Analyst Insight: The chief supply chain officer's (CSCO) role provides a way for the supply chain to earn a place in the board room and drive strategic decision making. The CSCO has emerged as a key stakeholder in the company to make supply chain transformation happen. Supply chain planning is an important approach for CSCOs to create value for their enterprise. In fact, 86 percent of respondents indicate that their management team has asked them to review the supply chain process in order to find opportunities to improve their company's supply chain planning processes, and 71 percent of respondents have indicated the same for supply chain technology improvement.
-Nari Viswanathan, vice president & principal analyst at Aberdeen Group
The following functional areas within supply chain planning can be described as process capability Level 1: demand forecasting, demand collaboration, supply planning and inventory management. (See Strategic Supply Chain Planning: Priorities of the Chief Supply Chain Officer, September 2010). These are areas which provide the ability for companies to improve their inventory turns, forecast accuracy and customer service level metrics. However, these functional areas do not address the strategic time frame planning of their companies.
Whereas when it comes to more advanced capabilities such as simulation, network design, risk management, etc., Best-in-Class companies do not have a significant advantage over all other companies. These functional areas can be described as process capability Level 2. These are the crucial ingredients for companies to manage long-term supply risk and long-term sustainability goals through simulation, predictive analytics and other similar approaches. The reason why even Best-in-Class companies do not have a higher capability level in these areas is the fact that mastering these process areas is difficult - they involve the need for solution capabilities that go beyond the traditional supply chain planning solutions.
The following are the three key priorities that CSCOs should have in terms of supply chain planning:
• Supply-demand-finance balancing is critical. Even though demand forecasting is a key area of implementation plan for companies in this survey (46 percent), the respondents have expressed intent to invest time and effort towards constrained supply chain planning (49 percent) to simulate different scenarios based on predictive modeling approaches (50 percent) and the ability to design risk management into the system (42 percent).

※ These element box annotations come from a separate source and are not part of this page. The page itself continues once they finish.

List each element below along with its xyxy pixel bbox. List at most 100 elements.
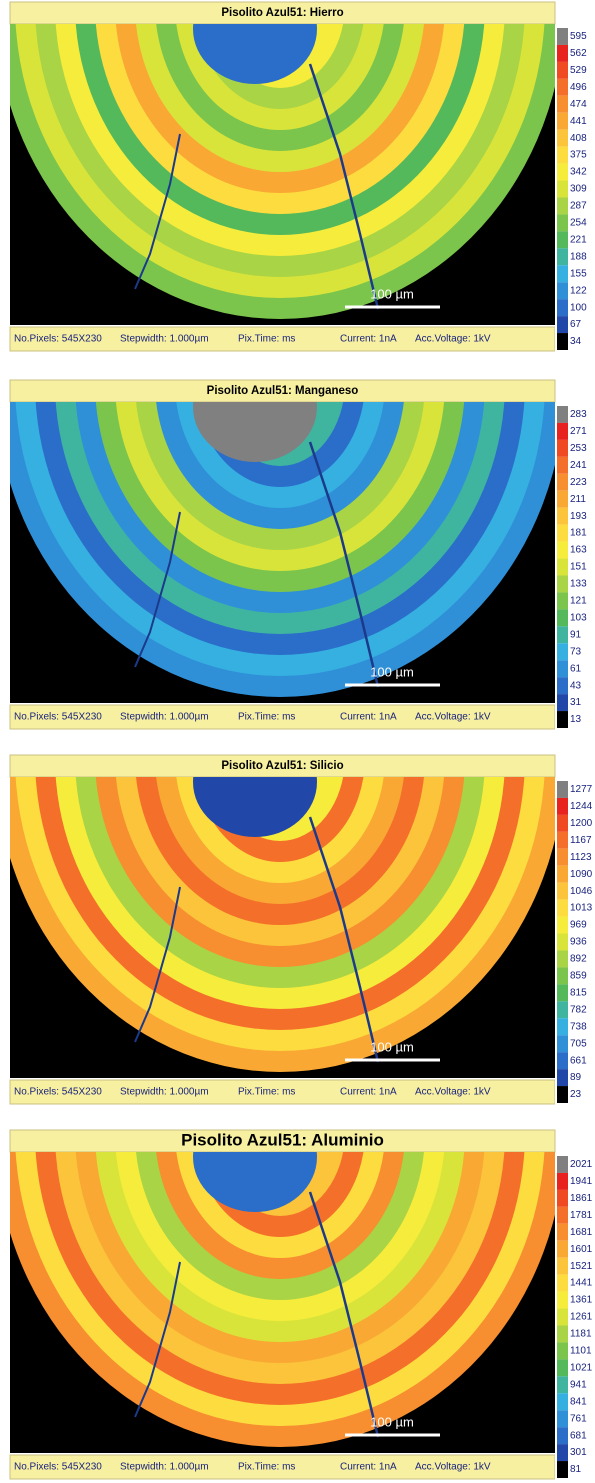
scale-label: 211 <box>570 494 586 505</box>
scale-swatch <box>557 781 568 798</box>
scale-swatch <box>557 711 568 728</box>
scale-label: 1181 <box>570 1329 592 1340</box>
scale-label: 342 <box>570 167 587 178</box>
scale-label: 43 <box>570 680 582 691</box>
page: Pisolito Azul51: Hierro100 µmNo.Pixels: … <box>0 0 595 1483</box>
scale-label: 1046 <box>570 886 593 897</box>
scale-label: 133 <box>570 579 587 590</box>
scale-label: 23 <box>570 1089 582 1100</box>
scale-label: 892 <box>570 954 587 965</box>
scale-label: 100 <box>570 302 587 313</box>
scale-label: 253 <box>570 443 587 454</box>
scale-label: 73 <box>570 646 582 657</box>
scale-label: 375 <box>570 150 587 161</box>
scale-label: 441 <box>570 116 587 127</box>
scale-label: 969 <box>570 920 587 931</box>
scale-swatch <box>557 1001 568 1018</box>
scale-swatch <box>557 491 568 508</box>
scale-label: 155 <box>570 268 587 279</box>
footer-text: No.Pixels: 545X230 <box>14 712 102 723</box>
scale-swatch <box>557 900 568 917</box>
scale-swatch <box>557 626 568 643</box>
scale-bar-label: 100 µm <box>370 286 414 301</box>
scale-label: 163 <box>570 545 587 556</box>
scale-swatch <box>557 950 568 967</box>
footer-text: Acc.Voltage: 1kV <box>415 1462 491 1473</box>
scale-label: 181 <box>570 528 587 539</box>
scale-swatch <box>557 1275 568 1292</box>
footer-text: No.Pixels: 545X230 <box>14 1462 102 1473</box>
footer-text: No.Pixels: 545X230 <box>14 1087 102 1098</box>
scale-swatch <box>557 231 568 248</box>
scale-swatch <box>557 1444 568 1461</box>
scale-swatch <box>557 1224 568 1241</box>
scale-swatch <box>557 79 568 96</box>
scale-swatch <box>557 197 568 214</box>
scale-swatch <box>557 575 568 592</box>
scale-swatch <box>557 798 568 815</box>
scale-swatch <box>557 1207 568 1224</box>
scale-swatch <box>557 1359 568 1376</box>
scale-label: 13 <box>570 714 582 725</box>
scale-label: 309 <box>570 184 587 195</box>
scale-swatch <box>557 474 568 491</box>
scale-label: 1101 <box>570 1346 592 1357</box>
footer-text: Pix.Time: ms <box>238 712 295 723</box>
scale-swatch <box>557 113 568 130</box>
scale-label: 254 <box>570 218 587 229</box>
scale-swatch <box>557 1258 568 1275</box>
scale-label: 936 <box>570 937 587 948</box>
scale-label: 562 <box>570 48 587 59</box>
scale-swatch <box>557 1052 568 1069</box>
scale-label: 681 <box>570 1430 587 1441</box>
scale-label: 1244 <box>570 801 593 812</box>
scale-swatch <box>557 934 568 951</box>
scale-label: 1781 <box>570 1210 593 1221</box>
figure: Pisolito Azul51: Hierro100 µmNo.Pixels: … <box>0 0 595 1483</box>
scale-swatch <box>557 1086 568 1103</box>
scale-label: 61 <box>570 663 582 674</box>
footer-text: Acc.Voltage: 1kV <box>415 1087 491 1098</box>
scale-swatch <box>557 1173 568 1190</box>
scale-swatch <box>557 508 568 525</box>
scale-swatch <box>557 1309 568 1326</box>
footer-text: Current: 1nA <box>340 712 397 723</box>
scale-swatch <box>557 1410 568 1427</box>
scale-label: 89 <box>570 1072 582 1083</box>
scale-swatch <box>557 866 568 883</box>
panel-title: Pisolito Azul51: Silicio <box>221 760 343 772</box>
scale-label: 738 <box>570 1021 587 1032</box>
scale-swatch <box>557 832 568 849</box>
scale-label: 661 <box>570 1055 587 1066</box>
scale-label: 859 <box>570 971 587 982</box>
scale-label: 1021 <box>570 1362 593 1373</box>
scale-swatch <box>557 525 568 542</box>
scale-label: 496 <box>570 82 587 93</box>
scale-swatch <box>557 1156 568 1173</box>
scale-label: 1601 <box>570 1244 593 1255</box>
scale-swatch <box>557 1018 568 1035</box>
nucleus <box>193 727 317 837</box>
scale-label: 1277 <box>570 784 593 795</box>
scale-label: 223 <box>570 477 587 488</box>
scale-label: 1261 <box>570 1312 593 1323</box>
panel-title: Pisolito Azul51: Aluminio <box>181 1130 384 1149</box>
scale-label: 1441 <box>570 1278 593 1289</box>
footer-text: Stepwidth: 1.000µm <box>120 1087 209 1098</box>
scale-label: 1521 <box>570 1261 593 1272</box>
scale-label: 595 <box>570 31 587 42</box>
element-map <box>0 0 565 325</box>
footer-text: Current: 1nA <box>340 334 397 345</box>
footer-text: Pix.Time: ms <box>238 334 295 345</box>
panel-title: Pisolito Azul51: Manganeso <box>207 385 359 397</box>
scale-swatch <box>557 609 568 626</box>
scale-label: 287 <box>570 201 587 212</box>
scale-swatch <box>557 967 568 984</box>
scale-label: 815 <box>570 987 587 998</box>
scale-swatch <box>557 28 568 45</box>
scale-swatch <box>557 542 568 559</box>
scale-swatch <box>557 1241 568 1258</box>
scale-swatch <box>557 1376 568 1393</box>
scale-swatch <box>557 248 568 265</box>
footer-text: Stepwidth: 1.000µm <box>120 334 209 345</box>
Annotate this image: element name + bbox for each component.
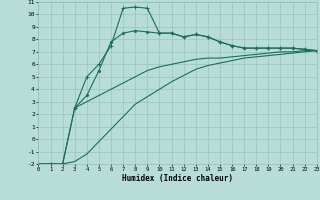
X-axis label: Humidex (Indice chaleur): Humidex (Indice chaleur) — [122, 174, 233, 183]
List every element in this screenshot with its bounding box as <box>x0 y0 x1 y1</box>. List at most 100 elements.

• Outsourcing is creating new supply chain dynamics - time and speed are critical. Thirty-seven percent of respondents indicate that they are making major updates to forecast at a frequency of less than a month, and 80 percent indicate they are making major updates to forecast at a frequency less than or equal to a month. Forty-seven percent of respondents indicate that they are making major updates to supply plans at a frequency less than a month and 77 percent of respondents indicate they are making major updates to supply plans at a frequency less than or equal to a month.
The reason for the increased frequency of planning is due to the increase in uncertainty and lack of visibility due to outsourcing. Outsourcing results in an increase in variability and increased lead-times. In order to manage these variables, companies are trying to perform constant planning and re-planning.
• Create a Chief Supply Chain officer or similar role. Sixty-four percent of respondents indicate that they don't have a chief supply chain officer role in their organization.
Clearly, companies without someone in the chief supply chain officer seat is at a disadvantage. They should reconsider their current thinking and explore adding a CSCO (or similar role). That will provide the strategic impetus that the supply chain needs in the organization.